• Writers' Workshop 
     
     
    "It is terribly important for kids to read and write for the
    reasons that people the world over read and write, which is to
    communicate, to be delighted, to laugh." - Lucy Calkins
     
     
     
    Reading and writing are interrelated, and just like we read every day, we write every day too. It is amazing to see how children grow into independent writers who are eager to tell others about their world. They begin to see everything as a story and to really think like authors. Don't be surprised if, "I can write about that!" becomes a common phrase around your house! 
     
    Writing Workshop follows the same format throughout the school year: 
     
    * Mini-lesson: (5-15 minutes) in which the teacher teaches something the class will benefit from. 
     
    * Independent Writing/conferring: During this time the children are writing independently and some are meeting with teachers, and sharing when the teacher relates something the children have done back to the mini-lesson, and/or highlights student work. 
     
    * Share Time 
     
    Rules for conferring: 
     
    * Look at the child's writing work.
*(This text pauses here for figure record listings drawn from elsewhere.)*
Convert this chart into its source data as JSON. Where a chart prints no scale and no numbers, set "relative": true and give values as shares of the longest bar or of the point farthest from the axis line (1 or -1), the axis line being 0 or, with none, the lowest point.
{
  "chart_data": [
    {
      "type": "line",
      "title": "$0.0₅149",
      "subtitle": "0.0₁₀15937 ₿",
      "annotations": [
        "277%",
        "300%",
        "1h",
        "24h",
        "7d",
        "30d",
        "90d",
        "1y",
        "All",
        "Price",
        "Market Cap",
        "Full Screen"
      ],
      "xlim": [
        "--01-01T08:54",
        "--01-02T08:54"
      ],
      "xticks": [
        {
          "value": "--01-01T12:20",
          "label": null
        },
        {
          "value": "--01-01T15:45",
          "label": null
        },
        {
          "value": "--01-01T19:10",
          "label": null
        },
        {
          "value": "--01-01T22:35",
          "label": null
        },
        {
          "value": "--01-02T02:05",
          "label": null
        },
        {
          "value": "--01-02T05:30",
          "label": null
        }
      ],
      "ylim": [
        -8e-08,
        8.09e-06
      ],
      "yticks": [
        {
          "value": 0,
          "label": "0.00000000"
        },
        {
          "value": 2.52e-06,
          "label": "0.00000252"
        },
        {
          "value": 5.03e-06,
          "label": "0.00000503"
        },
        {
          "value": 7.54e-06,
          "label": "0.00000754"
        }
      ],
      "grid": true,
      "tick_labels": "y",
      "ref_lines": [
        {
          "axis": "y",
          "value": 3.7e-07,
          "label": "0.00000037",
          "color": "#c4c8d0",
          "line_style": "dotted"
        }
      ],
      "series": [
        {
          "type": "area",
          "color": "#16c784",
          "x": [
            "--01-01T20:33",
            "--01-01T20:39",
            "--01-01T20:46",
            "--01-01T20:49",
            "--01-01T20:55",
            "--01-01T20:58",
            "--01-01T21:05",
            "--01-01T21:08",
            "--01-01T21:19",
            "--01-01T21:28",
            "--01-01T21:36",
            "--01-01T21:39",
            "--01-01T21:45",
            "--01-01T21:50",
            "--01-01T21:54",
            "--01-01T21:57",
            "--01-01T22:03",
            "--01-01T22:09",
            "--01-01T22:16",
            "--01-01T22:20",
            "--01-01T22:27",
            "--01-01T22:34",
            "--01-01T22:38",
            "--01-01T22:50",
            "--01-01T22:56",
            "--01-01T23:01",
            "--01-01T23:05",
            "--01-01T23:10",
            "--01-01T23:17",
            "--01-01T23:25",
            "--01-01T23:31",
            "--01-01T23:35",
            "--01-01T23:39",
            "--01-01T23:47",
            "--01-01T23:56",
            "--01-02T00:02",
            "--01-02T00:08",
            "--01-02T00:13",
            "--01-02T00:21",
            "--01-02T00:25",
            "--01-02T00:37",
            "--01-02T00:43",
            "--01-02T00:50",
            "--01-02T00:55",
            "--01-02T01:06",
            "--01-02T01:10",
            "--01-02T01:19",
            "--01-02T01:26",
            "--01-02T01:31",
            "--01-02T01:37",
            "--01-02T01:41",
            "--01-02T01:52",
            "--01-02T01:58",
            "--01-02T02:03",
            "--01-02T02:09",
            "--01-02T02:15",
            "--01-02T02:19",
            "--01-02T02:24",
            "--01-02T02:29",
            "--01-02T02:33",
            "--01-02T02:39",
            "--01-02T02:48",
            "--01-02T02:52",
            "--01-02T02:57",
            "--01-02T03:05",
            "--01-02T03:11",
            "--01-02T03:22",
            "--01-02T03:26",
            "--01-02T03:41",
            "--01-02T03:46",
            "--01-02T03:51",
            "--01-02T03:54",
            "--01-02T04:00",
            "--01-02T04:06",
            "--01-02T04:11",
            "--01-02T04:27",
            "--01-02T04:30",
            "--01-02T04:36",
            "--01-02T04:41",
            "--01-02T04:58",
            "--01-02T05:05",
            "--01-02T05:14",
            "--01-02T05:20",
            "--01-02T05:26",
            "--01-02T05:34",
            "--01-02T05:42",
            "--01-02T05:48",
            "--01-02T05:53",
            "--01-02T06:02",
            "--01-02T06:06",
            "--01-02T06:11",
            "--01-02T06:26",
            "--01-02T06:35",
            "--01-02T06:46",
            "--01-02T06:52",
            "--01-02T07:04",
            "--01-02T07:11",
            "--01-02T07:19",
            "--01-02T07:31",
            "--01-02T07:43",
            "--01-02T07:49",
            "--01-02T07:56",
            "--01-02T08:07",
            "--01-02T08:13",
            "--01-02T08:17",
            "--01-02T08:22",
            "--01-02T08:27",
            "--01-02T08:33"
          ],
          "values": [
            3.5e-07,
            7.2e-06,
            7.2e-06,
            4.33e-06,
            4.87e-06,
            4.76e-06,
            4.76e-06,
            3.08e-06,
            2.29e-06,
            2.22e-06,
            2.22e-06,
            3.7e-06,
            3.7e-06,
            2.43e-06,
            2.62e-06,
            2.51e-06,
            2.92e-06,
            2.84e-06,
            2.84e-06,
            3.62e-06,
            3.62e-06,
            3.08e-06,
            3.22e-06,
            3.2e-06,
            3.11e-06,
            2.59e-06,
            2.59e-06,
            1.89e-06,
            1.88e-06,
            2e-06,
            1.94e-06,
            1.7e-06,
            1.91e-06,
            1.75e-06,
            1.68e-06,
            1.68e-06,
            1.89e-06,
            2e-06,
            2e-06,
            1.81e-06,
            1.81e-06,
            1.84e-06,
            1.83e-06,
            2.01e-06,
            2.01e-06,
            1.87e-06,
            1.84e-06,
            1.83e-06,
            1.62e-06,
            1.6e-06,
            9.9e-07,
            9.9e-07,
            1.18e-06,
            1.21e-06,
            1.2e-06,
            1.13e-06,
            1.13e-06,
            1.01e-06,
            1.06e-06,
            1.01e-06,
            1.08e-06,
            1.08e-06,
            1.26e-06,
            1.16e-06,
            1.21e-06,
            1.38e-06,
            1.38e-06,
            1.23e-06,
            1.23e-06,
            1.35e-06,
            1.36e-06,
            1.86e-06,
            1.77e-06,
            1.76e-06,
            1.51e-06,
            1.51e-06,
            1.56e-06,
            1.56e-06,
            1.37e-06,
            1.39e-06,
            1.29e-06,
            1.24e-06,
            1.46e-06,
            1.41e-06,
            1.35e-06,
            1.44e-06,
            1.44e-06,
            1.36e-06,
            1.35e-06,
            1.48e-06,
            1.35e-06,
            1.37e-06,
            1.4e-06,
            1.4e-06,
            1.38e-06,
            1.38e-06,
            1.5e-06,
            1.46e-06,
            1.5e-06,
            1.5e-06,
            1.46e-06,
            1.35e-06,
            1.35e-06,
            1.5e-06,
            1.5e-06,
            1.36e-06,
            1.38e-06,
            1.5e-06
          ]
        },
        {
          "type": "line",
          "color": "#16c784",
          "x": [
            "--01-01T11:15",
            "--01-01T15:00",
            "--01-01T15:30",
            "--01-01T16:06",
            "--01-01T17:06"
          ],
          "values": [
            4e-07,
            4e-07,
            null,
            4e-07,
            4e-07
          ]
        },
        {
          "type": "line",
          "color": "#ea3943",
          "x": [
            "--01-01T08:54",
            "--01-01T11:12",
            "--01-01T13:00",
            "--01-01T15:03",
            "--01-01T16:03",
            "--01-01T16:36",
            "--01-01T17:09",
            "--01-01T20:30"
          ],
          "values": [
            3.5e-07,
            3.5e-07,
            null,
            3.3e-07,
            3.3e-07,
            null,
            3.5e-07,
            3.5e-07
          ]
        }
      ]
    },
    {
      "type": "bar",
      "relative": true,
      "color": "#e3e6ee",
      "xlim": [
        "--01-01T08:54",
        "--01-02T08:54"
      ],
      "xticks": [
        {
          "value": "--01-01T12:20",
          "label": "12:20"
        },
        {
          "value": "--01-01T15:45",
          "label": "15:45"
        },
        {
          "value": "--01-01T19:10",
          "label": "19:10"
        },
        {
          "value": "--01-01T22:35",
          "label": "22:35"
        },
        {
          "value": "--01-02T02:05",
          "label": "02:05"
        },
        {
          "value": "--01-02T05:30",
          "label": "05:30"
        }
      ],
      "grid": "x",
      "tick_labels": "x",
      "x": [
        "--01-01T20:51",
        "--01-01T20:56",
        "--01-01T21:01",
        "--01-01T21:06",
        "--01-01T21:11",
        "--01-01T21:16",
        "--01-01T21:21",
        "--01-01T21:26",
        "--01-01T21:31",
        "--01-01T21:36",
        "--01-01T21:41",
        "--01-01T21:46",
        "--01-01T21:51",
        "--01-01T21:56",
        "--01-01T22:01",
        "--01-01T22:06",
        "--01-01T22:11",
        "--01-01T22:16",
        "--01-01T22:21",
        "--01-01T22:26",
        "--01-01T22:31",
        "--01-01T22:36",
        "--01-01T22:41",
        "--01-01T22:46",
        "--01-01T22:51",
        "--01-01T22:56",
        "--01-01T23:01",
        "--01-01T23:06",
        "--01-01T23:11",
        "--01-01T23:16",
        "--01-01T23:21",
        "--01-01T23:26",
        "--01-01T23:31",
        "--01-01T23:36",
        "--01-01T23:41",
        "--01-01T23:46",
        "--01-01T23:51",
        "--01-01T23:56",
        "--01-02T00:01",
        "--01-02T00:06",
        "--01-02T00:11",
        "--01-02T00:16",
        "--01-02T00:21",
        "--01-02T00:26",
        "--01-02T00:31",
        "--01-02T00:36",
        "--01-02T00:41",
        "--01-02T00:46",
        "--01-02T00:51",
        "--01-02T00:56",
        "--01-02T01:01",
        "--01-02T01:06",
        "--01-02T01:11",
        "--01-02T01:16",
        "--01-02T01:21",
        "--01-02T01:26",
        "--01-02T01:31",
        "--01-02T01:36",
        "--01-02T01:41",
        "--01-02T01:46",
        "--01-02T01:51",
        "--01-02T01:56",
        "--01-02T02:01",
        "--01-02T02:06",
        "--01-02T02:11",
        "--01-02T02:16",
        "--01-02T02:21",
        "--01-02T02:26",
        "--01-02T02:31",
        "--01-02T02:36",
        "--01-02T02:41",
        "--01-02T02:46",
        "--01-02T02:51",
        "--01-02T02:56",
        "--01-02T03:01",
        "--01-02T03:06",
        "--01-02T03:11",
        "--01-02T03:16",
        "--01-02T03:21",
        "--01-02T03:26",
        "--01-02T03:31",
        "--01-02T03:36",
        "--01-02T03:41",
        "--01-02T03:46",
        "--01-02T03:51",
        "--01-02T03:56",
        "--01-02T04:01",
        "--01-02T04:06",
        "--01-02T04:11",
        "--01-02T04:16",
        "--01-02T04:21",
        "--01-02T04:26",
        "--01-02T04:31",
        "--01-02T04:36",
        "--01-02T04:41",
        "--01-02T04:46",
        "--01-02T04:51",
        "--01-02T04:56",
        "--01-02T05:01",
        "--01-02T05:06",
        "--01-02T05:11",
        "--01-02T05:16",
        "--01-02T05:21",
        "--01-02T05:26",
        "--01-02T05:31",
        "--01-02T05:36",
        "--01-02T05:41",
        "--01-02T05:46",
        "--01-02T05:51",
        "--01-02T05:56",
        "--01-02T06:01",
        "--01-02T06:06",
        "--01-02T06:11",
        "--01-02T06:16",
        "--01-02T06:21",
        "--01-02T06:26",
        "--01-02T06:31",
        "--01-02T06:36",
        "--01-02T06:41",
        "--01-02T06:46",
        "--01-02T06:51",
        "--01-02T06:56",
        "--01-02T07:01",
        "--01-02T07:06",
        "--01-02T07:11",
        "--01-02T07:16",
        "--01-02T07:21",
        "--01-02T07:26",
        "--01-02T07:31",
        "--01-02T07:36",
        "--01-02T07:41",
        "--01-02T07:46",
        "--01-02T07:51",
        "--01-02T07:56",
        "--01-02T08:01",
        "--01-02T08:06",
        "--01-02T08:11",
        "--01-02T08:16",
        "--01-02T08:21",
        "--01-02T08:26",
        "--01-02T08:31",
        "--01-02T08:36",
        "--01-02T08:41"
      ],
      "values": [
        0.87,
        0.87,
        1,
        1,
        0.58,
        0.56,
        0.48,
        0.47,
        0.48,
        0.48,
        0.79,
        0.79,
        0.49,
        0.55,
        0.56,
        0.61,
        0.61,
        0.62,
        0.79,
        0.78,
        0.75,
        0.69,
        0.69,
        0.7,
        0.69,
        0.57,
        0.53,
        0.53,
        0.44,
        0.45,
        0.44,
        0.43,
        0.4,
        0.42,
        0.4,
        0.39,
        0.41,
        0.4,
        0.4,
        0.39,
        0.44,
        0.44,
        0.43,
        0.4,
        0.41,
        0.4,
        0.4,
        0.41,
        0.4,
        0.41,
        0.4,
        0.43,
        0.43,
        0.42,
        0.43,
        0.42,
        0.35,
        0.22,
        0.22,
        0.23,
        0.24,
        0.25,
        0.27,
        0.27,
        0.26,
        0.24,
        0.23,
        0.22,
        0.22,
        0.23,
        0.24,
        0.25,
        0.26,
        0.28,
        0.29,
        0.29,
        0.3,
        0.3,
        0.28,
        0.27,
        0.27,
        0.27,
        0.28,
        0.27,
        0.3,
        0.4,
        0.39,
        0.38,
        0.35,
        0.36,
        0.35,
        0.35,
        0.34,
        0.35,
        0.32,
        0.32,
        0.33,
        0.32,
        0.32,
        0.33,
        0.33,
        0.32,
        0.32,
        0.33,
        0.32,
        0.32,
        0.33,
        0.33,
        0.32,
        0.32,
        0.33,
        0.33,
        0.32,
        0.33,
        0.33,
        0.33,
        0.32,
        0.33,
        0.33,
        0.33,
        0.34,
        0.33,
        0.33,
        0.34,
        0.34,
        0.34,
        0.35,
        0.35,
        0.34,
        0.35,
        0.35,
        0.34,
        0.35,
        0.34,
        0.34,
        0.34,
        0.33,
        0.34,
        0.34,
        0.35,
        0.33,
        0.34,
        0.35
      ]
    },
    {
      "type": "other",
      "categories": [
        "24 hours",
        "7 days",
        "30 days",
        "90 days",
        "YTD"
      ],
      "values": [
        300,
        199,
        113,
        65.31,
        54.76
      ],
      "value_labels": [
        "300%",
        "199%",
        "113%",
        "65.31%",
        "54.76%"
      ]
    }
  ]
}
He/she should continue writing as you look at/read the piece.
     
    * Ask questions to figure out what the child is doing in his/her writing (related to content).
     
    * Respond in a positive way to the content of the piece (i.e. I love the way you have written about a true story from your life. Writers all over the world do that, too!).
     
    * Decide on one thing to teach that might help the child (it could be the mini-lesson teaching point).
     
    * Remind the child to continue using the strategy in the future.
     
     
    The important thing to remember during conferences is that we are NOT trying to improve the student's piece of writing; we are trying to help the student improve as a writer. Teach the child a strategy that he/she can use each time he/she writes. This is not a time to tell the child how to change their piece of writing or to fix spelling and punctuation mistakes. We are looking at the content of the piece only, and how we can help the child as a writer.
     
    If children ask how to spell a word, remind them to use their strategies (stretch the word, say it slow like a turtle, write down the sounds you hear) and to simply do their best. They can always refer to the word wall in class. If we start telling them how to spell words, they will continue to rely on us for spelling.